Oggi la Fondazione Giuseppe Saragat (sito web aggiornato - si fa per dire - a settembre 2007) e l'Associazione Nucleare Italiana (anche questo sito web è inchiodato a dicembre 2007) hanno organizzato a Roma a Palazzo San Macuto un seminario riservato ai parlamentari sullo stimolante tema “Il nucleare oggi in Italia”. L'argomento è di grande attualità, visti i proclami di Berlù e dei suoi ministri, Scajola e Brunetta in testa (a proposito: ciao Titti!).
A rafforzare il paradigma atomico contribuisce anche il Sole 24 Ore, che oggi intervista Francesco Troiani, coordinatore della ricerca nucleare dell'ENEA. Al foglio di Confindustria Troiani dice che "in dieci anni potremo avere le prime centrali", minimizza l'aumento esponenziale dei costi dell'uranio e contabilizza i costi di produzione dell'energia nucleare senza considerare le altissime spese per lo smaltimento delle scorie. Eppure Troiani è anche presidente di Nucleco, una società partecipata da Sogin ed ENEA che si occupa proprio della "gestione" delle scorie nucleari.
La passione di Confindustria per il revival nucleare resta misteriosa. La tecnologia di settore in Italia è quasi assente, quindi le ricadute produttive sarebbero minime. I tempi non permettono di sperare in un contributo atomico alla produzione energetica nazionale prima del 2020, neppure ad essere ottimisti come Troiani. Resta quindi un "frattempo" di molti anni in cui dovremo, secondo gli accordi sottoscritti in sede europea, ridurre le emissioni del 20%, aumentare l'efficienza energetica della stessa percentuale e portare la nostra quota di energia da fonti rinnovabili al 17%, contro l'attuale 5.2. Perché i nostri industriali non si buttano a capofitto in queste sfide, che rappresenano le grandi opportunità di sviluppo del prossimo decennio? In Germania, Spagna, Regno Unito e nel resto d'Europa il capitale privato sta scommettendo sulle fonti rinnovabili e sull'innovazione energetica. Gli imprenditori europei non lo fanno per la salvaguardia dell 'ambiente ma per banali questioni di profitto. Perché vedono in questo settore enormi possibilità di sviluppo. Dalle nostre parti gli "industriali", dalla presidenta Marcegaglia in giù, lamentano solo gli alti costi dell'energia, come ci si lamenta della siccità o dei contributi previdenziali. Il nostro declino comincia da qui, dalla incapacità della nostra classe imprenditoriale di cogliere le occasioni, di guardare un poco più lontano.
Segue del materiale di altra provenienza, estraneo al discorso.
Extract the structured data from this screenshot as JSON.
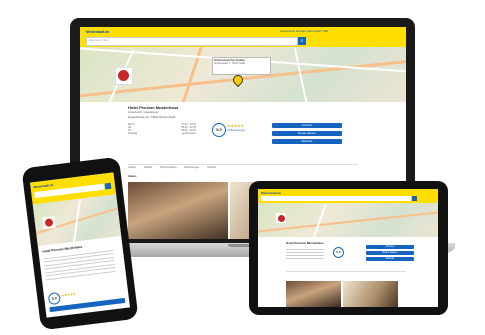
{
  "laptop": {
    "brand": "Meinestadt.de",
    "header_links": "Unternehmen eintragen | Mein Konto | Hilfe",
    "search_what_placeholder": "Was suchen Sie?",
    "search_where_placeholder": "Wo?",
    "map_popup_title": "Schlosshotel Zum Greifen",
    "map_popup_address": "Schlossplatz 1, 74523 Stadt",
    "business": {
      "name": "Hotel Pension Musterhaus",
      "category": "Unterkunft, Gästehaus",
      "address": "Hauptstraße 12, 74523 Musterstadt",
      "rating": "5.0",
      "stars": "★★★★★",
      "reviews": "10 Bewertungen",
      "hours": [
        {
          "day": "Mo-Fr",
          "time": "07:00 - 22:00"
        },
        {
          "day": "Sa",
          "time": "08:00 - 22:00"
        },
        {
          "day": "So",
          "time": "08:00 - 20:00"
        },
        {
          "day": "Feiertag",
          "time": "geschlossen"
        }
      ],
      "buttons": [
        "Anrufen",
        "Route planen",
        "Website"
      ]
    },
    "tabs": [
      "Galerie",
      "Details",
      "Öffnungszeiten",
      "Bewertungen",
      "Kontakt"
    ],
    "gallery_label": "Galerie"
  },
  "tablet": {
    "brand": "Meinestadt.de",
    "business_name": "Hotel Pension Musterhaus",
    "rating": "5.0",
    "buttons": [
      "Anrufen",
      "Route planen",
      "Website"
    ]
  },
  "phone": {
    "brand": "Meinestadt.de",
    "business_name": "Hotel Pension Musterhaus",
    "rating": "5.0",
    "stars": "★★★★★"
  }
}
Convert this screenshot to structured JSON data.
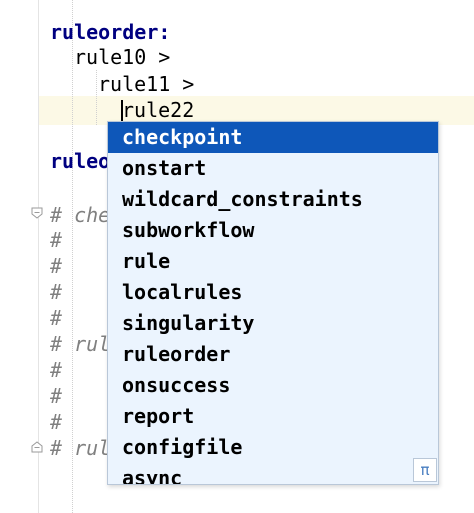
{
  "editor": {
    "lines": [
      {
        "text": "ruleorder:",
        "kind": "kw"
      },
      {
        "text": "rule10 >",
        "kind": "plain"
      },
      {
        "text": "rule11 >",
        "kind": "plain"
      },
      {
        "text": "rule22",
        "kind": "plain"
      },
      {
        "text": "ruleo",
        "kind": "kw"
      },
      {
        "text": "# che",
        "kind": "comment"
      },
      {
        "text": "#",
        "kind": "comment"
      },
      {
        "text": "#",
        "kind": "comment"
      },
      {
        "text": "#",
        "kind": "comment"
      },
      {
        "text": "#",
        "kind": "comment"
      },
      {
        "text": "# rul",
        "kind": "comment"
      },
      {
        "text": "#",
        "kind": "comment"
      },
      {
        "text": "#",
        "kind": "comment"
      },
      {
        "text": "#",
        "kind": "comment"
      },
      {
        "text": "# rul",
        "kind": "comment"
      }
    ]
  },
  "completion": {
    "selected_index": 0,
    "items": [
      "checkpoint",
      "onstart",
      "wildcard_constraints",
      "subworkflow",
      "rule",
      "localrules",
      "singularity",
      "ruleorder",
      "onsuccess",
      "report",
      "configfile",
      "async"
    ],
    "footer_icon": "pi-icon",
    "footer_glyph": "π"
  },
  "colors": {
    "keyword": "#000080",
    "comment": "#808080",
    "selection": "#0e57b9",
    "popup_bg": "#ebf4fe",
    "current_line": "#fcf9e6"
  }
}
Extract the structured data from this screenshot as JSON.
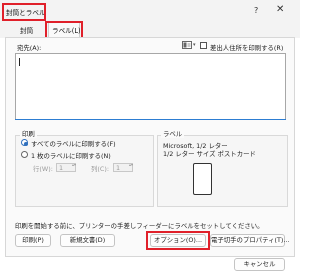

Intanto, guarda le coincidenze, in Francia si registra oggi il terzo incidente nucleare in due settimane, con un centinaio di operai "leggermente contaminati" dalla fuga di materiale radioattivo di una centrale. Niente di serio, ma l'emotività non si comanda. E sarà proprio la componente emotiva a decidere se il nucleare potrà tornare in Italia. A Trino Vercellese, Caorso e Montalto di Castro sono già cominciate le mobilitazioni, solo sulla base del sospetto che i siti delle vecchie centrali sarebbero i più semplici per ospitare le nuove. Il governo non ha anticipato nulla, ma la gente non è cretina e capisce che è più facile imbrattare dove è già sporco.
Francesco Troiani dice che per le prime centrali potrebbero bastare dieci anni se "saremo efficaci e veloci nel ricostruire il cosiddetto sistema paese e riacquistare il consenso della gente".
Dieci anni potrebbero bastare in Finlandia, forse. In Italia facciamo 25, e non se ne parla più.
Ma c'è quel "frattempo", di cui nessuno al governo parla. Ed è esattamente il periodo in cui tutto succederà. Poveri noi.